Les anglophone du canton de Genève sont-ils vraiment hermétiques à la langue française ? Ou serait-ce Genève, ville réputée pour ses nombreux expatriés, qui use de l'Anglais afin de séduire le tiers de sa population, d'origine étrangère ? Morceaux choisis, to take away.
« Welcome » accueille, avec une politesse so british, l'arrêt de bus de Cologny. Depuis les hauteurs de la rive gauche, la terrasse d'une auberge chic offre un panorama sur Genève, du jardin anglais au quai Wilson, où la fête foraine bat son plein. Côté village, une chaîne américaine et un magasin pour toutou à froufrou « J'adore my dog » font face à l'unique épicerie du coin.
Dans les rayons de la boutique locale, une large gamme de biscuits britanniques à prix suisse. A la caisse, une Anglaise s'offusque : « 60 Francs pour ce bout de viande et trois crackers ? » Et la même cliente de commenter ses exploits sur le court de tennis, avec son voisin et compatriote : « J'ai donné une carte de visite, se félicite t-elle, de quoi gagner mon après-midi, malgré un mauvais match. »
Un autre monde, comme le décrit, perplexe, Fanny, du bureau d'intégration du canton : « Les Anglophones appartiennent à une communauté étrangère à part en Suisse. Nous n'arrivons pas à dialoguer avec eux sur tout l'arc lémanique car ils ont leurs propres réseaux, clubs de sport, écoles, magasins... »
Pourtant, Genève, siège des grandes organisations internationales et fief des multinationales qui y créées près de 57 000 emplois dans le secteur privé, accueille ce monde fortuné avec des projets sur-mesure tel que l'ouverture de quatre écoles internationales anglophones supplémentaires.
Sur les devantures de la plupart des magasins de la ville, les horaires d'ouverture sont anglicisées. Dans la rue, lorsqu'il s'agit d'allécher le client britannique ou expat', les publicités vendent des vacances de rêves in english. Jusqu'à, dans certains bars ou boutiques, souligner aux francophones leur ignorance.
Dans un duty free proche des Nations unis, un vendeur recale des touristes trop curieux : « Vous ne savez pas lire ? » demande t-il en anglais. « For diplomats », mentionne l'enseigne à l'entrée du magasin.

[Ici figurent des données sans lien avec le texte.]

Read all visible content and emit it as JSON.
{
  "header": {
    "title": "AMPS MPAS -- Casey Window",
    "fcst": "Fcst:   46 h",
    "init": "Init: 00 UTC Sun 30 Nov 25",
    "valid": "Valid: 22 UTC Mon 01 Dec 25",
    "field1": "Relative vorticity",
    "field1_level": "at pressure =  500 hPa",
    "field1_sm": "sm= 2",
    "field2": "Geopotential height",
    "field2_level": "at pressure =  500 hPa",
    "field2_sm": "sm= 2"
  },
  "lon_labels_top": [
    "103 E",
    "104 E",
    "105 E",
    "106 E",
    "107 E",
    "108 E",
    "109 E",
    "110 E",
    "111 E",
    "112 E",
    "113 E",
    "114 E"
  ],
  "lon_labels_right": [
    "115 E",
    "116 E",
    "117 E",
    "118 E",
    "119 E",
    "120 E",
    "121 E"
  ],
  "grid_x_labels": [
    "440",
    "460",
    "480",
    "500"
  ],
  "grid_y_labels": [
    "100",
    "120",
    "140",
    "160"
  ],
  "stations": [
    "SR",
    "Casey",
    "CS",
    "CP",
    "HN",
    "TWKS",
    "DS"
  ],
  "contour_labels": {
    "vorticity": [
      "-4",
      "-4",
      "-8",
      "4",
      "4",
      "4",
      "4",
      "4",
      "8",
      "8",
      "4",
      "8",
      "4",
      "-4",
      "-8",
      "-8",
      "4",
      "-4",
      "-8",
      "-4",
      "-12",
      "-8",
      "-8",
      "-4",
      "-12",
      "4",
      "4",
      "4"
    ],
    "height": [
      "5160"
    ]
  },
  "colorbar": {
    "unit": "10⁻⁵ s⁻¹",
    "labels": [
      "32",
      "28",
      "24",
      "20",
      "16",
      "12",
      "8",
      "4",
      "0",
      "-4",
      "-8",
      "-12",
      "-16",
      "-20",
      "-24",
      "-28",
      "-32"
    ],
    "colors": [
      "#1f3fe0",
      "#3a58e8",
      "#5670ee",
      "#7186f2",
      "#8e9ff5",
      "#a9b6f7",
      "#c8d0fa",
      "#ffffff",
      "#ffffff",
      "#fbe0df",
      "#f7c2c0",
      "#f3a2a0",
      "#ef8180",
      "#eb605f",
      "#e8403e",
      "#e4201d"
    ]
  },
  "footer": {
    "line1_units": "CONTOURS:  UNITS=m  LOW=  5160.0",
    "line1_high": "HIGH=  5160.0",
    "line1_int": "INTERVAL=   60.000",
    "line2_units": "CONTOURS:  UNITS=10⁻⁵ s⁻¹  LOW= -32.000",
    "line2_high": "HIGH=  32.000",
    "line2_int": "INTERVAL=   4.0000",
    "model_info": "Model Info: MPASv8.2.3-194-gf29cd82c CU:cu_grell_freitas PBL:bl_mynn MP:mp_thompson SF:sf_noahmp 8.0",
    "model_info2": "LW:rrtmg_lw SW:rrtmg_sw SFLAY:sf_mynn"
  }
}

« L'expat anglophone » est une cible marketing prisée à Genève. De ce constat est né Glocals, un réseau internet financé par trois firmes internationales, qui met en lien les expatriés de la ville. Sur l'interface en anglais, les internationaux se donnent rendez vous ou content leur expérience genevoises. Son créateur, Nir souhaite dynamiser la vie locale pour les internationaux. Après douze ans à Genève, lui parle encore anglais à la maison comme au travail. Depuis cinq ans, il aide les expat' dans son cas à trouver the-place-to-be, rarement mélangé aux Suisse, « dans une ville à la nightlife pas toujours folle pour les jeunes internationaux », précise t-il entre deux bouchées de sushi.
Sarah-Jane, membre de Glocals et « nany » originaire du Kent admet : « Il y a une sorte de paresse anglaise pour les langues. Surtout parce que pour nous, apprendre une langue étrangère n'est pas une nécessité. » Arrivée en 2003, cette trentenaire a vu Genève devenir anglophile. Alors maintenant, elle l'avoue, au lieu de faire l'effort de parler français, elle prend son meilleur accent frenchy et demande : « vous parlez anglais ? ». Surtout quand sur les bords du lac, un charmant agent de l'office de tourisme se balade avec un T-shirt flashy où il est écrit :« Need help ? ». Sarah-Jane écoute de la musique anglaise sur les scènes des fêtes de Genève, travaille en anglais, regarde des séries américaines, va au théâtre en anglais, sort avec des expats qui ont l'habitude des « after work » dans des pubs comme ils le feraient à Londres ou New York. « Alors pourquoi apprendre le français ? »
« Pour l'ouverture culturelle et ne pas se démarquer dans la rue », rétorque Jane, étasunienne. Cette étudiante en design vit dans une coloc internationale où ils parlent théoriquement le français, souvent le franglish ou l'anglais.
En partie dû à quelques Suisses cosmopolites qui y voient l'opportunité d'entretenir leurs acquis. Mais aussi à cause de Katy, autre colocataire londonienne et doctorante en biologie, qui ne voit pas l'intérêt d'apprendre une langue étrangère. En buvant un thé, elle précise : « Je ne suis là que pour les études, je ne vais pas faire ma vie en Suisse alors de simples bases en français pour survivre sont suffisantes. »
Sur les berges du Rhône, en s'éloignant du centre ville, la langue de Shakespeare prend le large et laisse place aux lieux alternatifs. Mais ici encore, les quelques punks près du centre culturel autogéré « l'Usine » utilisent le signe anarchiste from London.